Sokak aralarına, okulların çevresine ve gençlik mekânlarına kadar sızan bu
olgu, yalnızca bir güvenlik sorunu değil; derin bir toplumsal, ekonomik ve
kültürel krizin yansımasıdır. Çeteleşmenin temelinde iki unsur öne çıkıyor:
uyuşturucu bağımlılığı ve uyuşturucu ticareti. Bu iki dinamik, birbirini
besleyerek hem bireysel hem de toplumsal düzeyde bir çözülmeye yol açıyor.
Uyuşturucu
bağımlılığı, bireyin yalnızca fiziksel değil, ruhsal ve toplumsal bağlarını da
koparır. İşsizlik, eğitimsizlik, yoksulluk ve umutsuzlukla birleştiğinde bağımlılık,
gençler için bir “kaçış kapısı” haline gelir. Ancak bu kapıdan girildiğinde,
çıkış çoğu zaman çeteleşme, hırsızlık, şiddet ve ölümle sonuçlanır.
Diyarbakır’daki
gençler arasında giderek yayılan madde bağımlılığı, çeteleşmeyi besleyen en
güçlü sosyo-psikolojik zemin olmuştur. Çünkü bağımlı birey, maddeye erişmek
için para bulmak zorundadır; para bulmak içinse çoğu zaman yasa dışı yollara
başvurur. Böylece çeteler, bağımlıları hem pazarın bir parçası hem de “taşeron
suç unsuru” olarak kullanır.
Diyarbakır
gibi genç nüfusu yüksek şehirlerde, işsizlik oranlarının artması ve kırsal
çözülmenin hızlanması, gençleri kentin kıyı mahallelerinde kimlik ve aidiyet
arayışına itmiştir. Bu mahallelerde devletin sosyal politikalarının zayıf
olması, ailelerin ekonomik yetersizliği ve kültürel kopukluk, çeteler için
uygun bir sosyolojik ortam yaratmaktadır.
Ne yazık ki
Diyarbakır’da uyuşturucu ile mücadele yalnızca sınırlı polisiye tedbirlerle
sınırlı kalmıştır. Oysa mesele, yalnızca satıcıların yakalanmasıyla çözülecek
kadar dar bir güvenlik sorunu değildir.
Kentte bağımlılıkla
mücadele eden rehabilitasyon merkezlerinin yetersizliği, psikososyal destek
hizmetlerinin eksikliği ve ailelerin bilinçlendirilmemesi, sorunun giderek
kronikleşmesine neden olmaktadır.
Bağımlı birey,
yalnızca maddeye değil, aynı zamanda toplumsal dışlanmaya da maruz kalır. Bu
dışlanma, onu yeniden suç çevrelerine iter. Böylece devletin “güvenlikçi”

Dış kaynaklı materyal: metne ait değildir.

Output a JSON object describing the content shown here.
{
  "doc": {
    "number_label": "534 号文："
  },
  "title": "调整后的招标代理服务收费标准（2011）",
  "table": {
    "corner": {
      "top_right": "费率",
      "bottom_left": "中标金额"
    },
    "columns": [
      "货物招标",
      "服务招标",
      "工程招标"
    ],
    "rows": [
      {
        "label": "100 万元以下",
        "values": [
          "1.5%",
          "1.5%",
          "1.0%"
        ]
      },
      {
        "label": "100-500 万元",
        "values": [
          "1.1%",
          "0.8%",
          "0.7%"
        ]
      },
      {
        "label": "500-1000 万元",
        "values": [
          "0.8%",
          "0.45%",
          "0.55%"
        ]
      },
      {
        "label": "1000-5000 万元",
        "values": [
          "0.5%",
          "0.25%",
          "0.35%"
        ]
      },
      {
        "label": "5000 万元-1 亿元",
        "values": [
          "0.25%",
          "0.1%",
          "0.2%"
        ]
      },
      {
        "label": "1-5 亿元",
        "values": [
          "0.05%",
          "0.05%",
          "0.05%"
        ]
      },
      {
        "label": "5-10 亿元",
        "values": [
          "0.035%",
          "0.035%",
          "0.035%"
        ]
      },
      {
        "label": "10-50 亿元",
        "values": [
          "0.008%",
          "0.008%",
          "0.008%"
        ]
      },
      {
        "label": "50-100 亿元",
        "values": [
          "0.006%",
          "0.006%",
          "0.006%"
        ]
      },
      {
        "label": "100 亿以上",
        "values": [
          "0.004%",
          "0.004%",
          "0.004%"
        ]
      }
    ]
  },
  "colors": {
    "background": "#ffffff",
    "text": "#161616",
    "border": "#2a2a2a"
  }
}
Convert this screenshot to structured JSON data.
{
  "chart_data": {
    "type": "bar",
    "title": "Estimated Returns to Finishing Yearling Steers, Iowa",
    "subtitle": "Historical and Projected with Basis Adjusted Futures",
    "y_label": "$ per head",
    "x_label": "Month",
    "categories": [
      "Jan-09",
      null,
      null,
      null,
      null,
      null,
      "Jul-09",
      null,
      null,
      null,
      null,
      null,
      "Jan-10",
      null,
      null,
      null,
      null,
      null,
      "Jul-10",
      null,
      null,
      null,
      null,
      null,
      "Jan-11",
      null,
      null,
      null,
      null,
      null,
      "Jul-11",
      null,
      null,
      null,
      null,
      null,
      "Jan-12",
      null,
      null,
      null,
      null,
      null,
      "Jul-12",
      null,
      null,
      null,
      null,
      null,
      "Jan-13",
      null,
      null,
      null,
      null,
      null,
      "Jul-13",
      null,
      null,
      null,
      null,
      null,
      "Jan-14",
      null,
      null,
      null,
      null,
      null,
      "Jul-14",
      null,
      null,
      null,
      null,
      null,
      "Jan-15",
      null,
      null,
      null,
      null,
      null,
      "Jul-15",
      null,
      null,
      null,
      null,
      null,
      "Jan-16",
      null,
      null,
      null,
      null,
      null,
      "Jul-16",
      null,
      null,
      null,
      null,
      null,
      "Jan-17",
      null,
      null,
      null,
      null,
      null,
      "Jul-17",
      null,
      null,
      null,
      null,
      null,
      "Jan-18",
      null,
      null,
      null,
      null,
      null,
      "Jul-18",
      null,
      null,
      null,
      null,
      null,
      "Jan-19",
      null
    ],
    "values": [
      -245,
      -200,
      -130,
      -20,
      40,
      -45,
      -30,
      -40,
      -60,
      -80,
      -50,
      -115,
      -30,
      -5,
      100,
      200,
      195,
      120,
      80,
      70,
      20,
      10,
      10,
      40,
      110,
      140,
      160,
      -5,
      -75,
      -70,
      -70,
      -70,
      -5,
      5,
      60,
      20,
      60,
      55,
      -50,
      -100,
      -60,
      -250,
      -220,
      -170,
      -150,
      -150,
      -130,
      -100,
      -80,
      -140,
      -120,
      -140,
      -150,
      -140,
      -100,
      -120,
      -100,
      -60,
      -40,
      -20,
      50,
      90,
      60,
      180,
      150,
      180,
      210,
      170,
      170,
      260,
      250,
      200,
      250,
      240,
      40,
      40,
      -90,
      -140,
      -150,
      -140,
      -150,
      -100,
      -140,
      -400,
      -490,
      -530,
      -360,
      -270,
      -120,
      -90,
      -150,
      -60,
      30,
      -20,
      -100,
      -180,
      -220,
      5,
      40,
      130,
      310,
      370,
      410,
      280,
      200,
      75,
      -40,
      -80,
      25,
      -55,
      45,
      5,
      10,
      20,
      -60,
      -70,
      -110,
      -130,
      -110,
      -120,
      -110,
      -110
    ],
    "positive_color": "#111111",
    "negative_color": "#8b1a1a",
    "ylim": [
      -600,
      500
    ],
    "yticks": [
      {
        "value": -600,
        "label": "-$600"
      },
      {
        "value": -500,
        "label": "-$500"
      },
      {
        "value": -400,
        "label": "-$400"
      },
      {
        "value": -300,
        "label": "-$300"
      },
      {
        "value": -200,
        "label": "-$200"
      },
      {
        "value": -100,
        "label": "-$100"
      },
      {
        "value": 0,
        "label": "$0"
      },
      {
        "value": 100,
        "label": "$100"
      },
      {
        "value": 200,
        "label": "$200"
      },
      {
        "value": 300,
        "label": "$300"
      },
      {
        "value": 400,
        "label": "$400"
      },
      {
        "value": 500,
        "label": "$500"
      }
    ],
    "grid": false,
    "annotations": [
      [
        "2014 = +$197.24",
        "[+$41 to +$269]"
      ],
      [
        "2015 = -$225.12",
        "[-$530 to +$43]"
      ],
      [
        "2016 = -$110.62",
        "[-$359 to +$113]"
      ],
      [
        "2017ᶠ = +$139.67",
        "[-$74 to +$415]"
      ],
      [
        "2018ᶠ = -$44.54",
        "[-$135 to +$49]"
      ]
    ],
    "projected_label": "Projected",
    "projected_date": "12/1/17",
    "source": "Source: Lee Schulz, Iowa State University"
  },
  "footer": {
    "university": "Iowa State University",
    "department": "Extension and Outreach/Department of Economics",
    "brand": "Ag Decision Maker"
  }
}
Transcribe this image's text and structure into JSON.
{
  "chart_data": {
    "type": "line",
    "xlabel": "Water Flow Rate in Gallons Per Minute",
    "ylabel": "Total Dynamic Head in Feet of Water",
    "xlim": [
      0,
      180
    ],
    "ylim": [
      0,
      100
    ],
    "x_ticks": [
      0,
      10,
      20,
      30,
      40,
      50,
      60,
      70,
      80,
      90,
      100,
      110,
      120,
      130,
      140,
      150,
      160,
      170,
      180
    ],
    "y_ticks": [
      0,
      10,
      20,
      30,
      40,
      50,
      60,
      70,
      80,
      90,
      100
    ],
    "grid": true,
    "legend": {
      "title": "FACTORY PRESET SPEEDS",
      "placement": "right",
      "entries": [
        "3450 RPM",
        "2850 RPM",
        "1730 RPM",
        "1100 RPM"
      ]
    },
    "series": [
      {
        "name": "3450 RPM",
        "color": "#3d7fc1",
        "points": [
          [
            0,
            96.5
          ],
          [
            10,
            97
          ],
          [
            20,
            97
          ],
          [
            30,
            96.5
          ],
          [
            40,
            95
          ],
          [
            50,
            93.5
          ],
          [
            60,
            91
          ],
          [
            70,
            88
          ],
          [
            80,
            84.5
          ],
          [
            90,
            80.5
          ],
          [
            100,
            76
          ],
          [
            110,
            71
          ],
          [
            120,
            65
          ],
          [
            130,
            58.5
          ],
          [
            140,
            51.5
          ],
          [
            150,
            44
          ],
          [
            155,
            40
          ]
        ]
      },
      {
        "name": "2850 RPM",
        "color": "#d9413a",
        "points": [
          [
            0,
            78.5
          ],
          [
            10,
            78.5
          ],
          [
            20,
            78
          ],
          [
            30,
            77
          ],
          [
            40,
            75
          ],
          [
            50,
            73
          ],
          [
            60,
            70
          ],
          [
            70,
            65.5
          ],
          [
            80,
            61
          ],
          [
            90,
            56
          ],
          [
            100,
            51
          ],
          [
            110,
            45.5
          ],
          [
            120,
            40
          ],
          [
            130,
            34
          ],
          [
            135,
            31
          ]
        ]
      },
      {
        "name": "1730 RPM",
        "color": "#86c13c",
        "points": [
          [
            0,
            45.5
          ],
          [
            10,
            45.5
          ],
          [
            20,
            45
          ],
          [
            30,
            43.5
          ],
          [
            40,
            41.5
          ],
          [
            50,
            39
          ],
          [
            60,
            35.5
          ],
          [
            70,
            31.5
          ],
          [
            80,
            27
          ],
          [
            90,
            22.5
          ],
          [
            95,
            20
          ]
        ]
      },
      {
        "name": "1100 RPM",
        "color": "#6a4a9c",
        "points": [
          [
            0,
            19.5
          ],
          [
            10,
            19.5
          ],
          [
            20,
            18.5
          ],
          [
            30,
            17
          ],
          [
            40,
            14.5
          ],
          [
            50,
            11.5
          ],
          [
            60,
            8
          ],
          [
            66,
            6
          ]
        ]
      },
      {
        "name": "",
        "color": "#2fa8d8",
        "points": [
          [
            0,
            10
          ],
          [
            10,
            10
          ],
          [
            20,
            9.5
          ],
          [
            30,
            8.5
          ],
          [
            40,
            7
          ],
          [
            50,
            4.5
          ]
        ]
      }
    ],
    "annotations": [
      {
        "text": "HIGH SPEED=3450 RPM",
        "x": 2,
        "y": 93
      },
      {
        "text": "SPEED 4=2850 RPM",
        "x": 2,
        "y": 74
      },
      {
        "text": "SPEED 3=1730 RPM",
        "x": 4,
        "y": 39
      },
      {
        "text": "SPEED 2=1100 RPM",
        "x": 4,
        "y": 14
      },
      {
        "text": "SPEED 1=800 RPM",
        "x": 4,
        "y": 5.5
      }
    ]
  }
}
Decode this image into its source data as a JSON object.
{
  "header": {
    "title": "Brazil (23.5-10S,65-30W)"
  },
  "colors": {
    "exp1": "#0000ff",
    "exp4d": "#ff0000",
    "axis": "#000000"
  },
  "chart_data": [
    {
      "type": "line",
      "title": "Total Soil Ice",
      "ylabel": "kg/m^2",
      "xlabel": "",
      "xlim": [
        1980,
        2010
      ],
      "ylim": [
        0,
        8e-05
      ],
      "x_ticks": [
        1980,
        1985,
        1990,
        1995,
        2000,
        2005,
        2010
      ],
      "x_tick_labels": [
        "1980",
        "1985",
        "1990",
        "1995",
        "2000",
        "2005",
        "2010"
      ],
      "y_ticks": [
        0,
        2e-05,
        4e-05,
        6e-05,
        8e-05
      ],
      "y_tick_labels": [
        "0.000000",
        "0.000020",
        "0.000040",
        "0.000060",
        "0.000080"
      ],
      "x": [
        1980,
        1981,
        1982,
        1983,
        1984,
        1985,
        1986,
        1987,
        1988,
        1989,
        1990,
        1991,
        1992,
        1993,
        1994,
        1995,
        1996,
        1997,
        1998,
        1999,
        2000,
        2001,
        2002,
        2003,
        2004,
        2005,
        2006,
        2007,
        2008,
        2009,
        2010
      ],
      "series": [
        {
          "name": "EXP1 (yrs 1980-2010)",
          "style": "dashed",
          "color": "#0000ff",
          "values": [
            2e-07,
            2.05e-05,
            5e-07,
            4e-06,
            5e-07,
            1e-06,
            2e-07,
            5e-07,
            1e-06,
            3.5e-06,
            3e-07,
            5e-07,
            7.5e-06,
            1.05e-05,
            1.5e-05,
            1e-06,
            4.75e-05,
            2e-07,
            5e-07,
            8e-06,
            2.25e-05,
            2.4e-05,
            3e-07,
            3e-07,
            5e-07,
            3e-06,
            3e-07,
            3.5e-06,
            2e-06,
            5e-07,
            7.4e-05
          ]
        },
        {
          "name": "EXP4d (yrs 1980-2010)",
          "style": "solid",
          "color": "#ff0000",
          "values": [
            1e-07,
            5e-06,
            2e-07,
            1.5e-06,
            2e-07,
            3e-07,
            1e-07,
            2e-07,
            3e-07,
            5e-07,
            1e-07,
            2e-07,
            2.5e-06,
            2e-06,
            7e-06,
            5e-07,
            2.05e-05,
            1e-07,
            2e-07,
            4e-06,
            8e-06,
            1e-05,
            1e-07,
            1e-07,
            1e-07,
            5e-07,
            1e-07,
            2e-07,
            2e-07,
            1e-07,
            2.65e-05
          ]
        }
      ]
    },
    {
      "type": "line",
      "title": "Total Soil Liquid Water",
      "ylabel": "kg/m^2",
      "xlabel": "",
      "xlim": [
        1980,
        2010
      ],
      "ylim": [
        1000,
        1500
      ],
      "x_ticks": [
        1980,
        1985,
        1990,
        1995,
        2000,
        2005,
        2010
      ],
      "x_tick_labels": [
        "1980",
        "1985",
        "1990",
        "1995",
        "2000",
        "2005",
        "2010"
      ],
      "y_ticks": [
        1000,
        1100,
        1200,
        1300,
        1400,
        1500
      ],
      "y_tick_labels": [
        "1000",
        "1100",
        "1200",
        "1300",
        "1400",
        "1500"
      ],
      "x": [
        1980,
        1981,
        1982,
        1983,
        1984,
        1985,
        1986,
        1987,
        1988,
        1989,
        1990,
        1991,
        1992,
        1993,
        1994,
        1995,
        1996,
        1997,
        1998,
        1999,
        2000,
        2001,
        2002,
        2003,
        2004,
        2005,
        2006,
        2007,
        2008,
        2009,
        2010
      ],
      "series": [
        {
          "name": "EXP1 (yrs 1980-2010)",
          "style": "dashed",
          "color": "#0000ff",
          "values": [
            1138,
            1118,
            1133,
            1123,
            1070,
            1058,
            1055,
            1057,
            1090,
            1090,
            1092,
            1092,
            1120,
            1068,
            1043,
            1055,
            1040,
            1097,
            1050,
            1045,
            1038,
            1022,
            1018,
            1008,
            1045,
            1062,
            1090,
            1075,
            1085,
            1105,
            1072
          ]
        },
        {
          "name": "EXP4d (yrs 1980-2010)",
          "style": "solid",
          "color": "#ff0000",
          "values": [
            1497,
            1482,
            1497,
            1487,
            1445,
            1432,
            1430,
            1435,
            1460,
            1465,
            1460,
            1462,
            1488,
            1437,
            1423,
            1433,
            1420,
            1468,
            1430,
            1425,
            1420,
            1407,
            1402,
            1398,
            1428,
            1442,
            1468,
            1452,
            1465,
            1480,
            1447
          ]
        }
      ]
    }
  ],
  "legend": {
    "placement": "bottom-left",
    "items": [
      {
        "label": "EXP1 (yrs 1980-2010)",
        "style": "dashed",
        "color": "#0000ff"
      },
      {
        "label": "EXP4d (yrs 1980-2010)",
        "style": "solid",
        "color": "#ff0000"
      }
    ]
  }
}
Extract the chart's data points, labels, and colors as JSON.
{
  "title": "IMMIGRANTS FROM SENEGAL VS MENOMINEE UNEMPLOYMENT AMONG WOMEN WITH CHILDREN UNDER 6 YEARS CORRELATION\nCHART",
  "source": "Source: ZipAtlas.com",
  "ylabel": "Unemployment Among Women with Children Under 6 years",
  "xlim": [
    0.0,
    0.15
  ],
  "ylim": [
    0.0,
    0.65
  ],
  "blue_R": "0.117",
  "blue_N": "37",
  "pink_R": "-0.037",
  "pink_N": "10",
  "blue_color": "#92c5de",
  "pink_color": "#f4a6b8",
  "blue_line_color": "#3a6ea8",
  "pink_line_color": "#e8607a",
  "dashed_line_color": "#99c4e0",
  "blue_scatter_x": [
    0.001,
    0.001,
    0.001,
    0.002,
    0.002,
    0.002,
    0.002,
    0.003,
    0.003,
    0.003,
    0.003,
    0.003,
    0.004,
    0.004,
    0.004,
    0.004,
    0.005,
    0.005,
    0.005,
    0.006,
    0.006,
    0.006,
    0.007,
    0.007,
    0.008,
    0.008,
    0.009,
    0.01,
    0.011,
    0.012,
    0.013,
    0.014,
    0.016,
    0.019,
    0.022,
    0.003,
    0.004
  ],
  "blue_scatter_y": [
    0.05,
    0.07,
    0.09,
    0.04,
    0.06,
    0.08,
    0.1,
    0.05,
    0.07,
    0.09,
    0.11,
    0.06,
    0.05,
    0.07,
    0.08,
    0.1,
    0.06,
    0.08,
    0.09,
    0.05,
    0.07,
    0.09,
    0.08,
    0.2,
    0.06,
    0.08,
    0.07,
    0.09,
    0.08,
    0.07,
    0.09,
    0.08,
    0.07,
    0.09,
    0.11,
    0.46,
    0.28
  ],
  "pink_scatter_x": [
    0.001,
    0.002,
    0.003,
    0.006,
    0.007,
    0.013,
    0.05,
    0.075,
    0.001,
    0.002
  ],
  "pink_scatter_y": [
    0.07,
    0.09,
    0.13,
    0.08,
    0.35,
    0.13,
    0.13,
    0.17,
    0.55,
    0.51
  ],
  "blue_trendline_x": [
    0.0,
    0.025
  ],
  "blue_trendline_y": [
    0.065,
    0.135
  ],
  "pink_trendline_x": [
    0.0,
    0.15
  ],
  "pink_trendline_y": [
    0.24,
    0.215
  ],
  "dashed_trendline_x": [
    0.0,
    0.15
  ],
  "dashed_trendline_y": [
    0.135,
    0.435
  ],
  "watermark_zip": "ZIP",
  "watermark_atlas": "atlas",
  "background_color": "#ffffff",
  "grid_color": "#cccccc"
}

yaklaşımı, farkında olmadan çeteleşmeyi yeniden üretmektedir.
Belki de en
büyük tehlike, toplumun bu duruma alışmasıdır. Uyuşturucu kullanan, satan veya
çetelerle ilişkilendirilen gençlere karşı artan öfke ve dışlama, meseleyi
görünmez kılmaktadır.
Oysa her
bağımlı genç, aslında yardım çağrısı yapan bir insandır. Onları “suçlu” ya da
“tehlikeli” olarak etiketlemek, çözüm değil, yalnızca daha derin bir çöküşün
habercisidir.
Diyarbakır’da
çeteleşmeyi ve uyuşturucu batağını durdurmak için bütüncül bir toplumsal
yaklaşım gerekmektedir:
Eğitim ve
istihdam politikaları, özellikle genç nüfusa yönelik olarak yeniden
düzenlenmelidir.
Her mahallede
gençlik merkezleri, spor alanları ve rehabilitasyon destek birimleri
kurulmalıdır.
Aileler,
bağımlılıkla mücadelede yalnız bırakılmamalı; psikolojik ve sosyolojik destek
almalıdır.
Yerel
yönetimler, sivil toplum örgütleri ve eğitim kurumları ortak bir “Toplumsal
Dayanışma Ağı” kurarak mahallelerde etkin gözlem ve önleme çalışmaları
yürütmelidir.
En önemlisi, bağımlılığı
suç değil, bir sağlık sorunu olarak ele alan insancıl bir yaklaşım
benimsenmelidir.
Diyarbakır’ın
bugün karşı karşıya olduğu çeteleşme, yalnızca birkaç gencin suça sürüklenmesi
değildir; bu, toplumun geleceğini yavaş yavaş kemiren bir çürümedir.
Her
kaybolan genç, aslında toplumsal bir ilgisizliğin sonucudur.
Eğer
bu sessizlik bozulmaz, bu yara ciddiyetle ele alınmazsa, Diyarbakır yalnızca
çetelerin değil, umutlarını kaybeden bir gençliğin şehri haline gelecektir.